Nachdem die frühe Rückfahrt an einem überzogenen Preis fürs London Spezial und einem nicht vorhandenen Kontingent für die Stammkunden-Belohnung scheiterte, klappte die erste Alternative (Früh hin, spät zurück) auf Anhieb. Sogar die Platzreservierung beisammen funktionierte, allerdings - wie ich erst zu Hause beim Besuch der Eurostar-Seite feststellte - hintereinander für hin und zurück. Das ist natürlich etwas blöd, aber ich war ja schon froh, daß das überhaupt so reibungslos lief. Eine E-Mail an Eurostar wurde bereits verschickt, vielleicht buchen die uns ja in gewohnt unbürokratischer Weise um. Und wenn nicht....der Zug hat 206 Plätze erster Klasse, davon 144 vis-a-vis an Tischen, da wird ja zur Not noch was frei sein, und man setzt sich einfach um....
Und nun der absolute Knaller - ich erkundigte mich mal ganz vorsichtig nach Bettkarten für den Caledonian Sleeper für den 5. Juni, nachdem ich bei DSO kürzlich gelesen hatte, daß das angeblich gehen soll, aber recht knifflig ist - und nur selten von Erfolg gekrönt.
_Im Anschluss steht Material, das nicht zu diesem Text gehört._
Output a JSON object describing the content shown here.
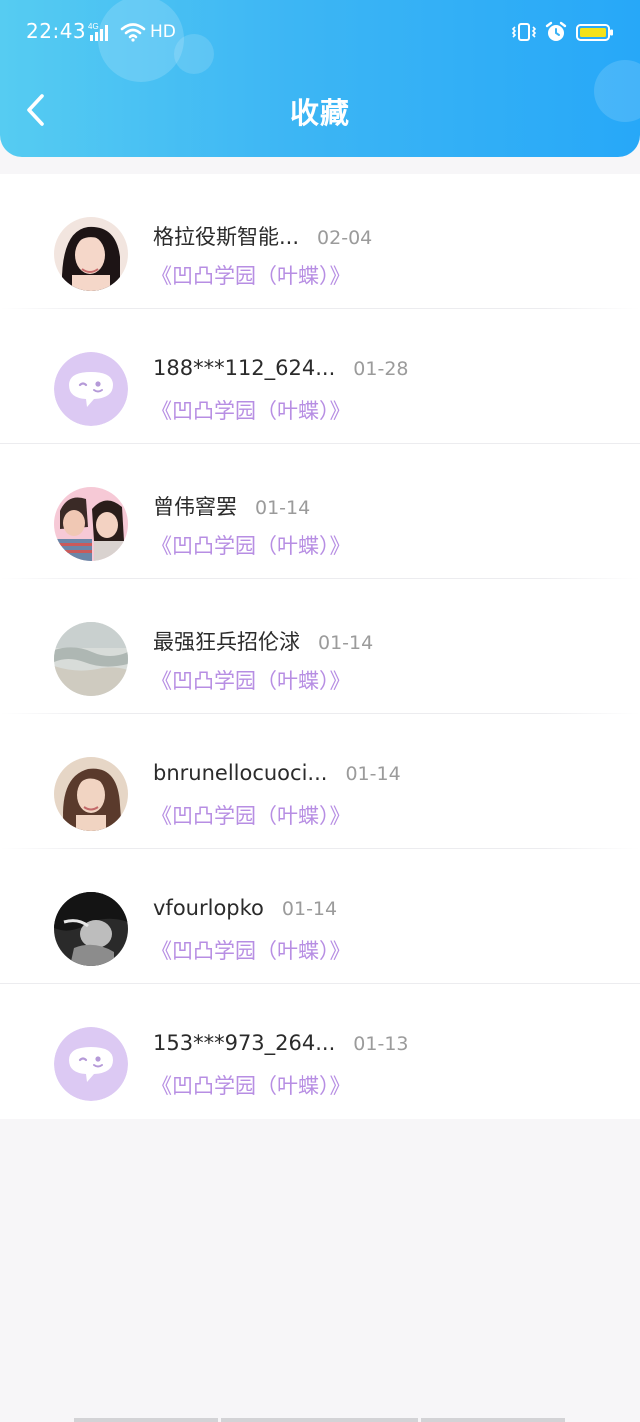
{
  "status_bar": {
    "time": "22:43",
    "network": "4G",
    "hd": "HD"
  },
  "header": {
    "title": "收藏",
    "back_icon": "chevron-left-icon"
  },
  "colors": {
    "header_gradient_start": "#56ccf2",
    "header_gradient_end": "#27a8f8",
    "book_title": "#b78ee3",
    "default_avatar_bg": "#dcc9f3"
  },
  "favorites": [
    {
      "name": "格拉役斯智能...",
      "date": "02-04",
      "book": "《凹凸学园（叶蝶）》",
      "avatar": "photo-avatar-1"
    },
    {
      "name": "188***112_624...",
      "date": "01-28",
      "book": "《凹凸学园（叶蝶）》",
      "avatar": "default-chat-avatar"
    },
    {
      "name": "曾伟窨罢",
      "date": "01-14",
      "book": "《凹凸学园（叶蝶）》",
      "avatar": "photo-avatar-couple"
    },
    {
      "name": "最强狂兵招伦浗",
      "date": "01-14",
      "book": "《凹凸学园（叶蝶）》",
      "avatar": "photo-avatar-beach"
    },
    {
      "name": "bnrunellocuoci...",
      "date": "01-14",
      "book": "《凹凸学园（叶蝶）》",
      "avatar": "photo-avatar-woman"
    },
    {
      "name": "vfourlopko",
      "date": "01-14",
      "book": "《凹凸学园（叶蝶）》",
      "avatar": "photo-avatar-bw"
    },
    {
      "name": "153***973_264...",
      "date": "01-13",
      "book": "《凹凸学园（叶蝶）》",
      "avatar": "default-chat-avatar"
    }
  ]
}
Trommelwirbel....er hätte es fast geschafft, der Knackpunkt ist der Fahrplanwechsel bei den britischen Bahnen im Mai. Der Kollege kämpfte sich durch einen Wust von Tarifbestimmungen, zauberte sogar ein "European Timetable" aus dem Schrank hervor, ließ dem inzwischen schon dampfenden Rechner keine Ruhe - bis wir dann nach dem Motto "Wir verändern jetzt einfach mal diverse Reiseparameter, bis wir den Kniff raus haben!" schließlich feststellten, daß zur betreffenden Zeit der Caledonian Sleeper nach einem anderen Fahrplan fährt, der noch nicht eingespielt ist. Er rief dann zur Sicherheit noch einen Kollegen in Koblenz an, um ganz sicher zu gehen - "Den ruf ich jetzt an, das ist genau der richtige Mann für solche Sachen!", sagte er voller Elan. Von dort erhielt er seine Bestätigung, und versuchte sich noch einmal an der Buchung, ohne Erfolg.
Wir kamen zu dem Schluß, daß ich es wohl nächste oder übernächste Woche noch einmal probieren sollte. Schließlich war er noch sehr clever, druckte einen Screenshot der Eingabemaske aus, versah sie mit meinem Namen, und legte sie in ein Fach mit den Worten: "Falls ich nicht da sein sollte, wenn Sie wiederkommen, soll der Kollege nach dieser Eingabemaske vorgehen! Dann sagen Sie dem Kollegen bitte, daß das hier für Sie hinterlegt ist!".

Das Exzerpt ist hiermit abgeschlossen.